De: Sul21
Cláudio Guerra Foto: Reprodução / Topbooks / iG |
Da Redação
O delegado Sérgio Paranhos Fleury, titular da Delegacia de
Investigações Criminais (DEIC) de São Paulo e um dos maiores símbolos da
repressão violenta a opositores durante a ditadura militar no Brasil,
teria sido assassinado por ordem dos próprios colegas de farda,
revoltados com o processo de abertura política iniciado por Ernesto
Geisel. A afirmação é de Cláudio Antônio Guerra, ex-delegado do
Departamento de Operações Políticas e Sociais (DOPS) no Espírito Santo,
em depoimento aos jornalistas Marcelo Netto e Rogério Medeiros no livro
“Memórias de uma guerra suja”, recém-publicado pela editora Topbooks.

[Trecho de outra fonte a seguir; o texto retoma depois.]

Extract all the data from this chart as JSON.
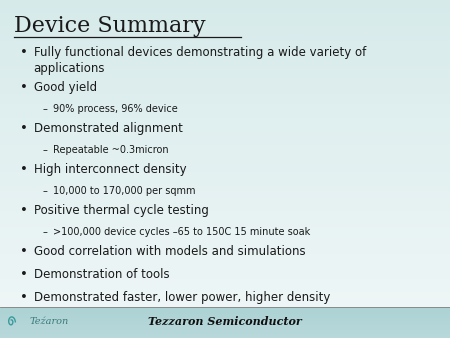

Cláudio Guerra faz outras declarações igualmente impactantes no
decorrer do livro. Até então um nome pouco citado entre entidades de
defesa dos direitos humanos, o ex-delegado do DOPS traz revelações que
podem ter grande peso nos trabalhos da Comissão da Verdade. Trata-se da
primeira confissão de participação em eventos de grande importância no
processo de resistência à redemocratização do país no final dos anos 70 e
início dos anos 80.
Após um período de certa fama no Espírito Santos no começo dos anos
70, quando era considerado um dos grandes nomes na luta contra a
“bandidagem”, Cláudio Guerra caiu em desgraça e terminou preso pelo
assassinato do bicheiro Jonathas Borlamarques de Souza – crime que ele
diz ter sido cometido por outro policial, a mando de dois coronéis que
comandavam a Secretaria de Segurança e o Departamento de Polícia. Foi
condenado a outros 18 anos pelas mortes de sua primeira esposa e da
cunhada, pena que está suspensa judicialmente. As confissões em
“Memórias de uma guerra suja” ocorrem, segundo o ex-integrante do DOPS,
depois de sua conversão a uma igreja evangélica. No momento, Guerra
encontra-se sob proteção da Polícia Federal.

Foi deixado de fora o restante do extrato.